Custom processor traits
Apart from the provided Processor
and Transformer
traits, you can define your own custom traits that extend Processor
to match your specific use cases. This allows you to encapsulate common data transformation patterns or reusable logic into custom traits, making your code even more modular and maintainable.
For example, if your organization regularily needs to join data from two different datasets, you could create a JoinTransformer
trait, such as:
import com.amadeus.dataio.{HandlerAccessor, Transformer}
import org.apache.spark.sql.{DataFrame, SparkSession}
trait JoinTransformer() extends Processor {
override def run(handlers: HandlerAccessor)(implicit spark: SparkSession): Unit = {
if (handlers.input.getAll.size < 2) throw new Exception("Can not run a JoinTransformer without two inputs configurations.")

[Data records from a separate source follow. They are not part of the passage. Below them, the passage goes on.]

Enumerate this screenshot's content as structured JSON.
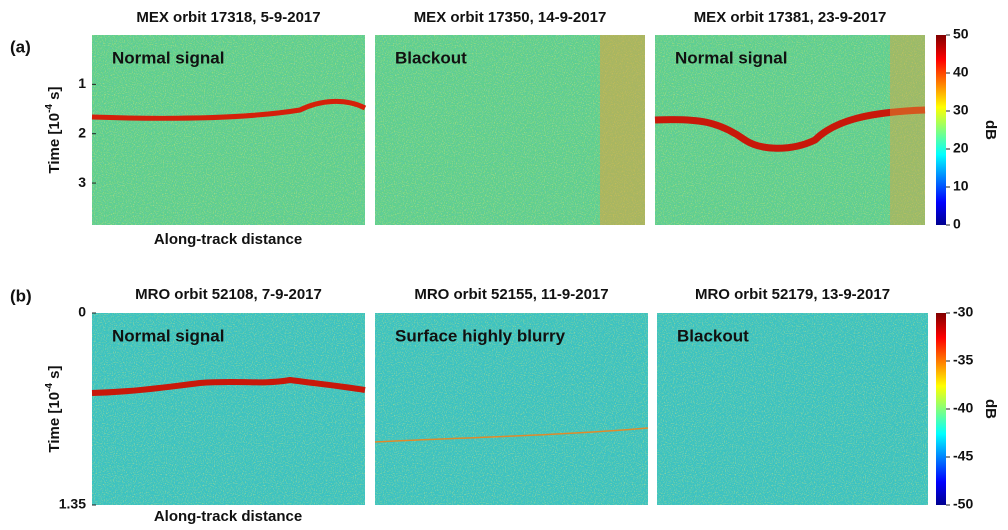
{
  "chart_data": [
    {
      "type": "radargram",
      "label": "(a)",
      "ylabel": {
        "text": "Time [10",
        "exp": "-4",
        "unit": " s]"
      },
      "xlabel": "Along-track distance",
      "ylim": [
        0,
        3.85
      ],
      "yticks": [
        1,
        2,
        3
      ],
      "panels": [
        {
          "title": "MEX orbit 17318, 5-9-2017",
          "annotation": "Normal signal"
        },
        {
          "title": "MEX orbit 17350, 14-9-2017",
          "annotation": "Blackout"
        },
        {
          "title": "MEX orbit 17381, 23-9-2017",
          "annotation": "Normal signal"
        }
      ],
      "colorbar": {
        "label": "dB",
        "clim": [
          0,
          50
        ],
        "ticks": [
          0,
          10,
          20,
          30,
          40,
          50
        ]
      }
    },
    {
      "type": "radargram",
      "label": "(b)",
      "ylabel": {
        "text": "Time [10",
        "exp": "-4",
        "unit": " s]"
      },
      "xlabel": "Along-track distance",
      "ylim": [
        0,
        1.35
      ],
      "yticks": [
        0,
        1.35
      ],
      "panels": [
        {
          "title": "MRO orbit 52108, 7-9-2017",
          "annotation": "Normal signal"
        },
        {
          "title": "MRO orbit 52155, 11-9-2017",
          "annotation": "Surface highly blurry"
        },
        {
          "title": "MRO orbit 52179, 13-9-2017",
          "annotation": "Blackout"
        }
      ],
      "colorbar": {
        "label": "dB",
        "clim": [
          -50,
          -30
        ],
        "ticks": [
          -50,
          -45,
          -40,
          -35,
          -30
        ]
      }
    }
  ]
}
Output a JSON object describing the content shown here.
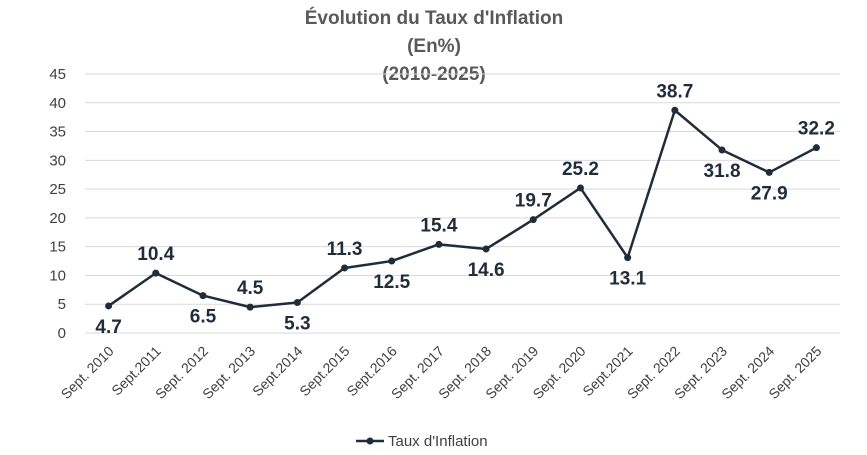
{
  "chart_data": {
    "type": "line",
    "title_lines": [
      "Évolution du Taux d'Inflation",
      "(En%)",
      "(2010-2025)"
    ],
    "categories": [
      "Sept. 2010",
      "Sept.2011",
      "Sept. 2012",
      "Sept. 2013",
      "Sept.2014",
      "Sept.2015",
      "Sept.2016",
      "Sept. 2017",
      "Sept. 2018",
      "Sept. 2019",
      "Sept. 2020",
      "Sept.2021",
      "Sept. 2022",
      "Sept. 2023",
      "Sept. 2024",
      "Sept. 2025"
    ],
    "series": [
      {
        "name": "Taux d'Inflation",
        "values": [
          4.7,
          10.4,
          6.5,
          4.5,
          5.3,
          11.3,
          12.5,
          15.4,
          14.6,
          19.7,
          25.2,
          13.1,
          38.7,
          31.8,
          27.9,
          32.2
        ],
        "labels": [
          "4.7",
          "10.4",
          "6.5",
          "4.5",
          "5.3",
          "11.3",
          "12.5",
          "15.4",
          "14.6",
          "19.7",
          "25.2",
          "13.1",
          "38.7",
          "31.8",
          "27.9",
          "32.2"
        ],
        "label_positions": [
          "below",
          "above",
          "below",
          "above",
          "below",
          "above",
          "below",
          "above",
          "below",
          "above",
          "above",
          "below",
          "above",
          "below",
          "below",
          "above"
        ]
      }
    ],
    "ylim": [
      0,
      45
    ],
    "yticks": [
      0,
      5,
      10,
      15,
      20,
      25,
      30,
      35,
      40,
      45
    ],
    "grid": true,
    "legend_position": "bottom",
    "colors": {
      "line": "#1f2d3a",
      "grid": "#d9d9d9",
      "title": "#595959",
      "label": "#1f2d3a"
    }
  }
}
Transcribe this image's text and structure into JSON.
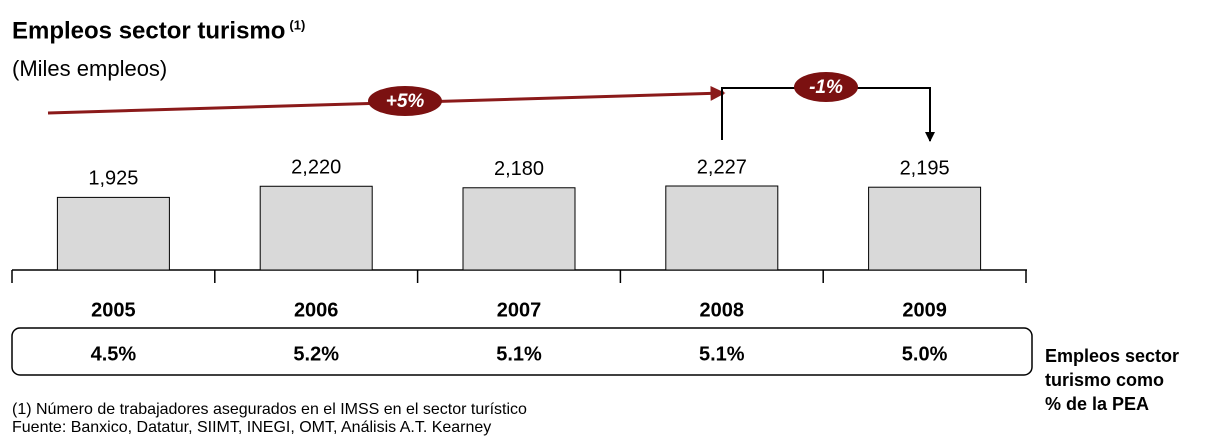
{
  "chart_data": {
    "type": "bar",
    "title": "Empleos sector turismo",
    "title_note": "(1)",
    "subtitle": "(Miles empleos)",
    "categories": [
      "2005",
      "2006",
      "2007",
      "2008",
      "2009"
    ],
    "values": [
      1925,
      2220,
      2180,
      2227,
      2195
    ],
    "value_labels": [
      "1,925",
      "2,220",
      "2,180",
      "2,227",
      "2,195"
    ],
    "color": "#d9d9d9",
    "annotations": [
      "+5%",
      "-1%"
    ],
    "share_row": {
      "label_lines": [
        "Empleos sector",
        "turismo como",
        "% de la PEA"
      ],
      "values": [
        4.5,
        5.2,
        5.1,
        5.1,
        5.0
      ],
      "value_labels": [
        "4.5%",
        "5.2%",
        "5.1%",
        "5.1%",
        "5.0%"
      ]
    },
    "footnote": "(1) Número de trabajadores asegurados en el IMSS en el sector turístico",
    "source": "Fuente: Banxico, Datatur, SIIMT, INEGI, OMT, Análisis A.T. Kearney"
  }
}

if (handlers.output.getAll.isEmpty) throw new Exception("Can not run a JoinTransformer without an output configuration.")
val inputData1 = handlers.input.getAll.head
val inputData2 = handlers.input.getAll(1)
val transformedData = featurize(inputdata1, inputData2)
handlers.output.getAll.head.write(transformedData)
}
type T
def featurize(inputData1: DataFrame, inputData2: DataFrame)(implicit spark: SparkSession): Dataset[T]
}
Since the trait extends Processor
, it is compatible with Data I/O and can be used in the configuration file.